Принято считать, что выступающий по телевидению не ощущает контакта со зрителем, и это сковывает его мысль и тормозит речь. Было бы странно с этим не согласиться. И, тем не менее, я, как и другие, уже привыкшие общаться с красным глазком телекамеры, ощущаю какую-то иную форму контакта. Ведь зрителя можно не только видеть, но можно воображать. Не смущает же нас то обстоятельство, что мы не видим нашего собеседника по телефону. Мы свободно произносим целые монологи, уверенные в том, что он слушает нас. И даже если разговор прервался, а мы не знаем об этом, — все равно говорим очень свободно и бойко, пока не поймем, что произносим слова впустую. Тут речь оборвется… Но ведь я же хорошо знаю, что за красным глазком меня видят и слышат. И ощущаю контакт такой же уверенный, словно говорю со зрителями по телефону. А это обеспечивает посыл и свободную интонацию. Как воспринимает при этом мои слова зритель, я должен определять сам, опираясь на опыт общения с публикой в зале. Если я чувствую, что мне удалось вызвать в себе те же эмоции, которые я испытываю, общаясь со зрительным залом, — значит, контакт налажен и с той стороны. Но тока ответного в студии телевидения я чувствовать, разумеется, не могу. Как ни странно, но отсутствие обратной связи помогло мне во время передачи «Тагильской находки»: тут у телевидения оказалось преимущество перед залом. Я не видел и увидеть не мог — прослезились зрители или нет. И если даже они прослезились — это не могло заразить меня, не могло повлиять на других и вылиться в массовое рыдание. Почему? Да потому, что даже если кто-то из зрителей сидел тогда в филармонии, то у экрана он был уже не тот зритель, а телезритель. Это совсем иная аудитория, и руководят ею другие законы восприятия. Ибо телеаудитория, хотя она и едина — разобщена между собой. И каждая ячейка смотрит и слушает отдельно от остальных и независима от реакции большинства. Законы массовой психологии ее не касаются. И в этой интимности телевидения — его неповторимо особые качества, притом что оно и всеобъемлюще, и всеохватно, и всесоюзно, и по природе своей всемирно. И, однако, скажу здесь к слову: как часто мы видим на телеэкране приемы, механически перенесенные из театра, с эстрады, смотрим картины, спектакли, созданные в расчете на массовую аудиторию. Неверно! Телевидение требует соблюдения своих, особых законов, ибо перед камерой вы со всеми наедине. И об этой дружеской атмосфере, которая возникает при общении с телезрителем, следует всегда помнить.

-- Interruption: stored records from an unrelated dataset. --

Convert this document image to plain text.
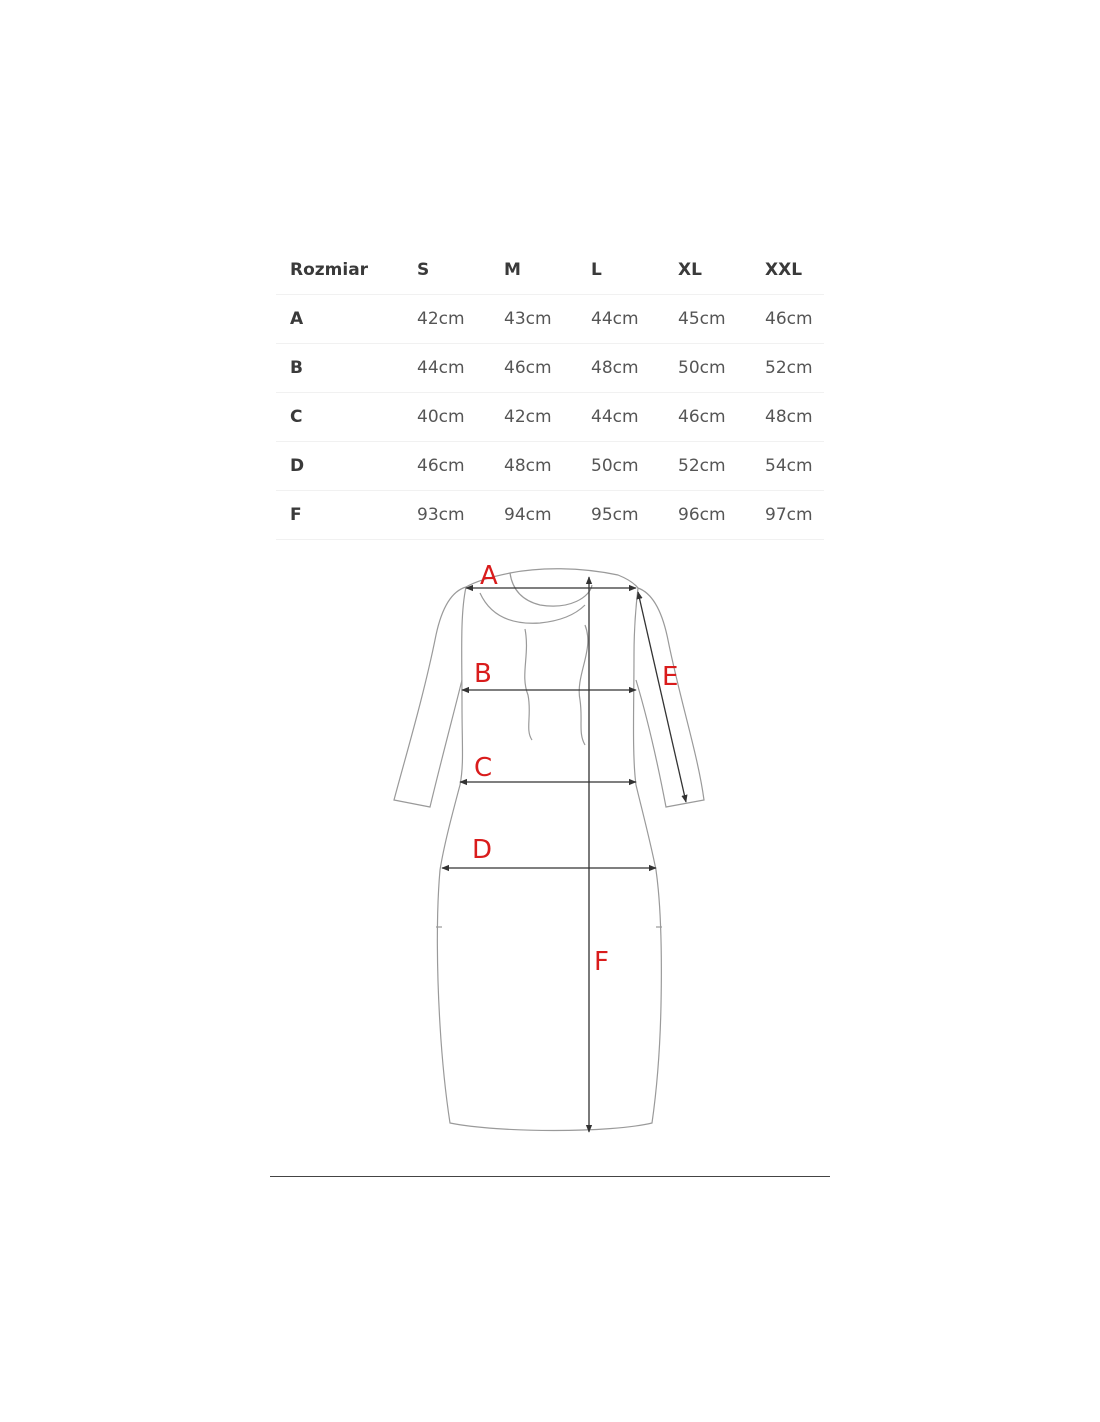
Rozmiar	S	M	L	XL	XXL
A	42cm	43cm	44cm	45cm	46cm
B	44cm	46cm	48cm	50cm	52cm
C	40cm	42cm	44cm	46cm	48cm
D	46cm	48cm	50cm	52cm	54cm
F	93cm	94cm	95cm	96cm	97cm
A
B
C
D
E
F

Рассказывая о тагильской находке, я обращался к друзьям, хотя никогда их не видел. Это особая и очень высокая дружба. И этой дружбе я не изменю никогда!
ГИЛЕЛЬС ОТКРЫВАЕТСЯ ВНОВЬ Г.Троицкая
На концертную эстраду выходит невысокий широкоплечий человек. Идет он легко и быстро. Лицо его спокойно, быть может, даже подчеркнуто спокойно. Он садится к роялю и начинает играть, оставаясь с виду таким же спокойным — не запрокидывает головы, не вскидывает эффектно рук. И только когда вслушиваешься в его игру, ощущаешь мощь человеческих страстей, которым пианист не позволяет выплескиваться наружу, заключая их в безукоризненно ясные и строгие грани.

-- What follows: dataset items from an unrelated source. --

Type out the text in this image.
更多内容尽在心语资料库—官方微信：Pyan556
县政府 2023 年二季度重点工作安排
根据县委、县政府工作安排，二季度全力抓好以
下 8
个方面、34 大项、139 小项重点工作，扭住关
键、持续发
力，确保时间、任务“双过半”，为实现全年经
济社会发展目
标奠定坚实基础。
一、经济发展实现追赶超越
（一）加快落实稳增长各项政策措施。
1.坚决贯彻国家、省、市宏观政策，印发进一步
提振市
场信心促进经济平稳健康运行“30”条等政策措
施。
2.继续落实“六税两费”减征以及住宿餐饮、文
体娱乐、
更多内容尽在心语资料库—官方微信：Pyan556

Это Эмиль Гилельс. Таким он был тридцать лет назад. Таким он остается и сегодня, хотя исполнительское искусство музыканта проделало существенную эволюцию. Близко знающие его люди рассказывают, что во время выступления пианист сильно волнуется, что каждый концерт стоит ему огромного нервного напряжения. Но как ни вглядываешься в лицо Гилельса из зрительного зала, сидя даже совсем близко, никогда не удается уловить никаких признаков такого волнения.
Гилельса не раз снимала кинохроника, показывало телевидение. Но на экране кино и телевизора видно было только строгое и суровое лицо музыканта. Его чувства не становились зримыми. И в силу господства изображения над звуком это ослабляло впечатление телезрителя от его музыки. Иначе говоря, Эмиль Гилельс представлял собой тот тип художника, который не только не раскрывался перед кино- и телекамерой, в отличие, скажем, от Вана Клиберна, но как будто даже стремился еще больше закрыться перед ней. Так было.